Dans sa recommandation du 20 avril 2007 (SCOR/Converium), la Commission des OPA (COPA) est confrontée, pour la première fois, à l’éventuelle application du droit américain à une OPA sur une société suisse.
Dans la plupart des pays, les règles sur les OPA s’appliquent seulement aux offres portant sur une société « nationale ». En revanche, les règles américaines sur les OPA peuvent s’appliquer à une offre portant sur une société étrangère, dans la mesure où ses actions font l’objet d’un marché aux Etats-Unis (ou même simplement si elle a des d’actionnaires américains, surtout si ceux-ci représentent plus de 10 % du capital).

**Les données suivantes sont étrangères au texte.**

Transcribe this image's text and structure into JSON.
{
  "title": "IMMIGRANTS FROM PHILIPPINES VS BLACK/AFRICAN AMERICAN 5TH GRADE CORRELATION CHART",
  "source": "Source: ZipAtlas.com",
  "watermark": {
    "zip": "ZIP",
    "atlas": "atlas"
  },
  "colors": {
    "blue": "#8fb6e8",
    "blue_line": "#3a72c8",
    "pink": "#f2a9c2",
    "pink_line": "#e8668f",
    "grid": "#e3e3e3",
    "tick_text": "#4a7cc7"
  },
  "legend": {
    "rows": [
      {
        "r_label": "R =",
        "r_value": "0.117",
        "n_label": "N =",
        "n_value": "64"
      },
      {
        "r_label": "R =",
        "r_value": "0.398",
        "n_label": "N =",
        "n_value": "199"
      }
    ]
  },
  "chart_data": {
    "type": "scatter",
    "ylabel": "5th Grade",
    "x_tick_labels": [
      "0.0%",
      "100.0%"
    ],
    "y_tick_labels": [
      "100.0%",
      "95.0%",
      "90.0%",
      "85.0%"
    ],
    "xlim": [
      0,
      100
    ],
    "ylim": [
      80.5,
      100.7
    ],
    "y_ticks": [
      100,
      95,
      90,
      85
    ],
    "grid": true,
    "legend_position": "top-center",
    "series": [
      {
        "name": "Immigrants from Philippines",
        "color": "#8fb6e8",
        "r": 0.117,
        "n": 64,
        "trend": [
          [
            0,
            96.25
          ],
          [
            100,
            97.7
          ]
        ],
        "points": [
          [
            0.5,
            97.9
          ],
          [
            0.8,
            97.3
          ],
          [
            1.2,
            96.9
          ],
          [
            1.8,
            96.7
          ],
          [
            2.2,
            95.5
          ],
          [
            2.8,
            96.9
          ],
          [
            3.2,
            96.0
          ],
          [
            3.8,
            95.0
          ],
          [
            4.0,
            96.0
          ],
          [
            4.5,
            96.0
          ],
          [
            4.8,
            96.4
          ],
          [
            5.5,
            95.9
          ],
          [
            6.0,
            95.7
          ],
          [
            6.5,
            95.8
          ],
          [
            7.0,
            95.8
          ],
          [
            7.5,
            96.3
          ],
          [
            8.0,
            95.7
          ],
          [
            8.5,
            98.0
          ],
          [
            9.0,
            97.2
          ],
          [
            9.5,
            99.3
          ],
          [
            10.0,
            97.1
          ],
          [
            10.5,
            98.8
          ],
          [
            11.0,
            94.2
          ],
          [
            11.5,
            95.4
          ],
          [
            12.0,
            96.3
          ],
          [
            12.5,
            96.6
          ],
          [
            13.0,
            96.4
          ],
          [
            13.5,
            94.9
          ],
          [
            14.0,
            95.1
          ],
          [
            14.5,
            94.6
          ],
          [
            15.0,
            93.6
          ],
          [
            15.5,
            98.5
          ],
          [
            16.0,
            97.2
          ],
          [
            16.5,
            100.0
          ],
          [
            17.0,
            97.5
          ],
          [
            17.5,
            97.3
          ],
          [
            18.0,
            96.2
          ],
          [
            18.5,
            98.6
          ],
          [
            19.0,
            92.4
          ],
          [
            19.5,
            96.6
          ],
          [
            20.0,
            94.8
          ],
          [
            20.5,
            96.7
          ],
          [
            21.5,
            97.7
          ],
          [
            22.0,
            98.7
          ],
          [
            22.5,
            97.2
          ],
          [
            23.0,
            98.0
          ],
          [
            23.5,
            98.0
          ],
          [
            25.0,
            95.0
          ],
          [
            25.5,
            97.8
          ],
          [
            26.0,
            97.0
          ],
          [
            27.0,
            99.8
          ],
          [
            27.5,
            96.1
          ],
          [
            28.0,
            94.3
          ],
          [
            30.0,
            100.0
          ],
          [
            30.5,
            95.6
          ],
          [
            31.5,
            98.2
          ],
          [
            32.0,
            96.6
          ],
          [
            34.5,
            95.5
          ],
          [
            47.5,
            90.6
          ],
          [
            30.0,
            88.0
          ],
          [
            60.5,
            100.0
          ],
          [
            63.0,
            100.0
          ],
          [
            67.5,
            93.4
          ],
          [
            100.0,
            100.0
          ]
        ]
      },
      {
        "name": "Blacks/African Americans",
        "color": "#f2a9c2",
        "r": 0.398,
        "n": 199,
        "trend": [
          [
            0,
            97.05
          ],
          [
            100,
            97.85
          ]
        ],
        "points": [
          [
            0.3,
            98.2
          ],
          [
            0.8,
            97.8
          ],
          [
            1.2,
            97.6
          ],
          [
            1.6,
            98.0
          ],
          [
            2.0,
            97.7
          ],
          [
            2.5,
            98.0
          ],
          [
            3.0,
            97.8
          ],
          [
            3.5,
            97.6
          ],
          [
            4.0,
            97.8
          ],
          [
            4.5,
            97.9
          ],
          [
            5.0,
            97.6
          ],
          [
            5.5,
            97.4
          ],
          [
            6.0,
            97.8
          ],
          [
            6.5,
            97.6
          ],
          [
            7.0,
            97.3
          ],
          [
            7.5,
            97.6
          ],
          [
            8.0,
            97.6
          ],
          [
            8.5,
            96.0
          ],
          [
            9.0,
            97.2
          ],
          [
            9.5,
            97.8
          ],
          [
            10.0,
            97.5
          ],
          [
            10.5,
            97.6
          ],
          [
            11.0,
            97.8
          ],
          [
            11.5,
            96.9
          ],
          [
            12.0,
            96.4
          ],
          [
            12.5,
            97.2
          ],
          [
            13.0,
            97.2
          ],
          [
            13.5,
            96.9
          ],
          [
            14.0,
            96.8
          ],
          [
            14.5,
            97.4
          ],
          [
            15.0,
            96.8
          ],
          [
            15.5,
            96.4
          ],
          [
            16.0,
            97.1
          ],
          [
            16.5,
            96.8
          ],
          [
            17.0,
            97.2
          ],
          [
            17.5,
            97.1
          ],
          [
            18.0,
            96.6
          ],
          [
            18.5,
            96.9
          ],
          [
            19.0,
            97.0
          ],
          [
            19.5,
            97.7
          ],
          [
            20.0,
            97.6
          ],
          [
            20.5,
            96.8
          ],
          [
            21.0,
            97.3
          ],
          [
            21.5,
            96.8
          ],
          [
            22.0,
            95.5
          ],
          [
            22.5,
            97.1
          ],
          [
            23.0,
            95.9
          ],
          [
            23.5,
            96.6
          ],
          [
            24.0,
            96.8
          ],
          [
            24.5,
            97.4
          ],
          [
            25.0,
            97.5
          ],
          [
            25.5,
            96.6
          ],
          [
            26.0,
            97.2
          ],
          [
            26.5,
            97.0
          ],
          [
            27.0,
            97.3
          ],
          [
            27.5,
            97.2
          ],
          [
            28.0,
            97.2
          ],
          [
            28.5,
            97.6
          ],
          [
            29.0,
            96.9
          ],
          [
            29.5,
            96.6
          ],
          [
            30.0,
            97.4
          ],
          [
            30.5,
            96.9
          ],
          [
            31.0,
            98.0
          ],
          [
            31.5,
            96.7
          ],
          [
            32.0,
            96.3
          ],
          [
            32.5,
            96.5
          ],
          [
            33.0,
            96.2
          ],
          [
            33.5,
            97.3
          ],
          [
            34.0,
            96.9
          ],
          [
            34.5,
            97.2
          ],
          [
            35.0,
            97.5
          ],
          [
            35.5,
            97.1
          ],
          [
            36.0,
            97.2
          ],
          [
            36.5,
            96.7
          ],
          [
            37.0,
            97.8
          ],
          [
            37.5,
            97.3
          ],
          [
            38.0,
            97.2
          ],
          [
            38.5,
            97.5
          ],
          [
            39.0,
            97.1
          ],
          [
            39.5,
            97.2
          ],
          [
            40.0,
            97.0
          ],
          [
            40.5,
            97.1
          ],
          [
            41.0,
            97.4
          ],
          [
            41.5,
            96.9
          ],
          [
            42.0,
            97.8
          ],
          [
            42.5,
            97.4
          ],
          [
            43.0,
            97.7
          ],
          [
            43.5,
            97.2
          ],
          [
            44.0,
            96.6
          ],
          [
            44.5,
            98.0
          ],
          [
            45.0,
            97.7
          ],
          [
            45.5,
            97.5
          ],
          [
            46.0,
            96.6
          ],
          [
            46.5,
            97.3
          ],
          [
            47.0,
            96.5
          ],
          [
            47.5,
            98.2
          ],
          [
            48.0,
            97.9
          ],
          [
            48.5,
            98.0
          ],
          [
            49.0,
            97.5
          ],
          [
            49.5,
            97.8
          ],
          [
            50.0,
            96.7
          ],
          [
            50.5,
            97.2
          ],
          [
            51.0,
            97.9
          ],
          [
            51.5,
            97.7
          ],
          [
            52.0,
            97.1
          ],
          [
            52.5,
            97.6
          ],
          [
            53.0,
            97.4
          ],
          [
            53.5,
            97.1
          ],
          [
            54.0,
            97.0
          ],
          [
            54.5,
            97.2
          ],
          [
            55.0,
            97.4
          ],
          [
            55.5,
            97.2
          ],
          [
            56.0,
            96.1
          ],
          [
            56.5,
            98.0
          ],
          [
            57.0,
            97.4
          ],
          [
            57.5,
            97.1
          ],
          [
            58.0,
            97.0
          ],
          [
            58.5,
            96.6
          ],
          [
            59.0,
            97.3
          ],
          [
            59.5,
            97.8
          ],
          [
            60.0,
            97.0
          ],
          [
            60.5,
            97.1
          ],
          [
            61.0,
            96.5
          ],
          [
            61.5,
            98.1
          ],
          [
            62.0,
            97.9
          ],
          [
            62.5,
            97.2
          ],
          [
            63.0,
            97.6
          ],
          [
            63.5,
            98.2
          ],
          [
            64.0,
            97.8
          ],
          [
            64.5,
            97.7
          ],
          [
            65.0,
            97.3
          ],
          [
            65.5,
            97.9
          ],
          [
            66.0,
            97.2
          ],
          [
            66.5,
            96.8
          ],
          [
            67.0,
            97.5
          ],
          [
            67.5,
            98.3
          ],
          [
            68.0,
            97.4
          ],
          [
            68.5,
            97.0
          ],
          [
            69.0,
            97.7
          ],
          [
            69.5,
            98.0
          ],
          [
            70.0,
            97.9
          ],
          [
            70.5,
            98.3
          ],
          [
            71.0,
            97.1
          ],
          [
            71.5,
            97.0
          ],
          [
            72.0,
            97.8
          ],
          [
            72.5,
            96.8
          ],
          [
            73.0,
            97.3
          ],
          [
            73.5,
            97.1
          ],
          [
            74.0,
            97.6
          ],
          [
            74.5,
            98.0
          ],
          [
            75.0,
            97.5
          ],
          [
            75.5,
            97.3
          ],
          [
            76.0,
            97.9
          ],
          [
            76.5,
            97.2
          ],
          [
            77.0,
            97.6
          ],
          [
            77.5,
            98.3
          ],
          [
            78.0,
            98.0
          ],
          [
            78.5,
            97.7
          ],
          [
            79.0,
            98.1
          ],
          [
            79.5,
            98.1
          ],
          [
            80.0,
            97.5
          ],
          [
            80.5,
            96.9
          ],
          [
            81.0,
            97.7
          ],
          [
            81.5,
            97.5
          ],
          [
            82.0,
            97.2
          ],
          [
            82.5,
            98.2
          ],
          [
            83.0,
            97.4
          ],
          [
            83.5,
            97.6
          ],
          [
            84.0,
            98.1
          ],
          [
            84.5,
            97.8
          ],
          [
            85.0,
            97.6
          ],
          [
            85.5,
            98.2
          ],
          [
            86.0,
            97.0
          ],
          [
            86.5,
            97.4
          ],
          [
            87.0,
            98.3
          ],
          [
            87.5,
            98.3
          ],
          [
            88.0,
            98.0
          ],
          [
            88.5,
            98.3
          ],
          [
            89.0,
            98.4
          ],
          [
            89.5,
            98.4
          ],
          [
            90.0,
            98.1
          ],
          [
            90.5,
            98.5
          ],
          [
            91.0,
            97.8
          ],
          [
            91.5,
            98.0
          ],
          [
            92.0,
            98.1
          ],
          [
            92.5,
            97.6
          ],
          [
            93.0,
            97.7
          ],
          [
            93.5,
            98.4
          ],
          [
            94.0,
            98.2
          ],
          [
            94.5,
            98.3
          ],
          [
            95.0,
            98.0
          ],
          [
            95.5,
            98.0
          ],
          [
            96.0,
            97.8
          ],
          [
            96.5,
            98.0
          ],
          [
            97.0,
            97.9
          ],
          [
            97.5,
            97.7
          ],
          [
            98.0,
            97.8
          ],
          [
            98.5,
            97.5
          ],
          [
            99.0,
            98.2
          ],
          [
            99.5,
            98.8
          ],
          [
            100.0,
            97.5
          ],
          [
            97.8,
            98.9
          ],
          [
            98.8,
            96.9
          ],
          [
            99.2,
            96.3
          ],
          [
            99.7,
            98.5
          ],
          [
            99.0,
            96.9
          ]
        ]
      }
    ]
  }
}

Lorsqu’une OPA est lancée sur une société suisse, l’offrant prévoit généralement que son offre ne s’adresse pas aux actionnaires américains, pour éviter l’application des règles compliquées du droit américain, entraînant des coûts et des risques importants. Toutefois, en pratique, cette restriction n’affecte guère les actionnaires américains, car ils peuvent bénéficier pratiquement de l’offre, même si elle ne leur est pas formellement destinée. C’est pourquoi l’autorité américaine, la SEC, n’est jamais intervenue pour contester cette pratique.
Le 5 avril 2007, la société française SCOR a publié une offre (hostile) sur les actions de la société suisse Converium. Comme de coutume, l’offre précisait qu’elle ne s’adressait pas aux actionnaires américains.
Le 16 avril, Converium a déposé une demande en justice devant le tribunal de New-York, en alléguant que l’offre de SCOR violait le droit américain. Converium demande que le tribunal ordonne à SCOR de suspendre son offre tant que le droit américain n’est pas pleinement respecté.
Les actions de Converium, comme pour beaucoup d’autres sociétés suisses (et européennes), sont indirectement traitées sur le marché américain, par l’émission d' »American depository shares » émises par une banque américaine. Les « American depository shares » de Converium représentent plus de 15 % du capital.
La COPA ne s’est pas encore prononcée sur le prospectus de l’offre. En particulier, elle ne s’est donc pas encore formellement prononcée sur la question de savoir si, en droit suisse, l’offre de SCOR peut ne pas être adressée aux actionnaires américains. (Cette question est particulièrement délicate s’agissant des « American depository shares », dont on peut prétendre qu’il s’agit de titres incorporant seulement un droit d’option sur les actions ; or, les règles sur l’offre obligatoire ne s’appliquent pas aux options – art. 29 al. 2 OBVM-CFB). Dans sa recommandation du 20 avril, la COPA relève cependant que, même si une offre n’est pas adressée à certains actionnaires, l’offrant est juridiquement tenu d’accepter les actions présentées par n’importe quel actionnaire.
La COPA considère que l’application du droit américain relève exclusivement des autorités américaines. En revanche, elle relève que l’application éventuelle du droit américain pourrait avoir, directement ou indirectement, des effets importants sur le déroulement de l’offre en Suisse. S’agissant d’un problème nouveau et délicat, la COPA souhaite avoir un temps suffisant pour l’examiner, avant de se prononcer sur le prospectus d’offre. Elle a donc décidé de prolonger le « délai de carence » de deux à quatre semaines. Ainsi, l’offre de SCOR ne sera pas ouverte le 23 avril, mais seulement le 8 mai. La COPA ne précise pas, mais cela va de soi, que ce délai pourrait encore être prolongé selon l’évolution de la procédure aux Etats-Unis.
Le résultat de cette procédure américaine retiendra particulièrement l’attention de tous ceux qui s’intéressent au droit des OPA et à l’application « extraterritoriale » du droit américain des valeurs mobilières.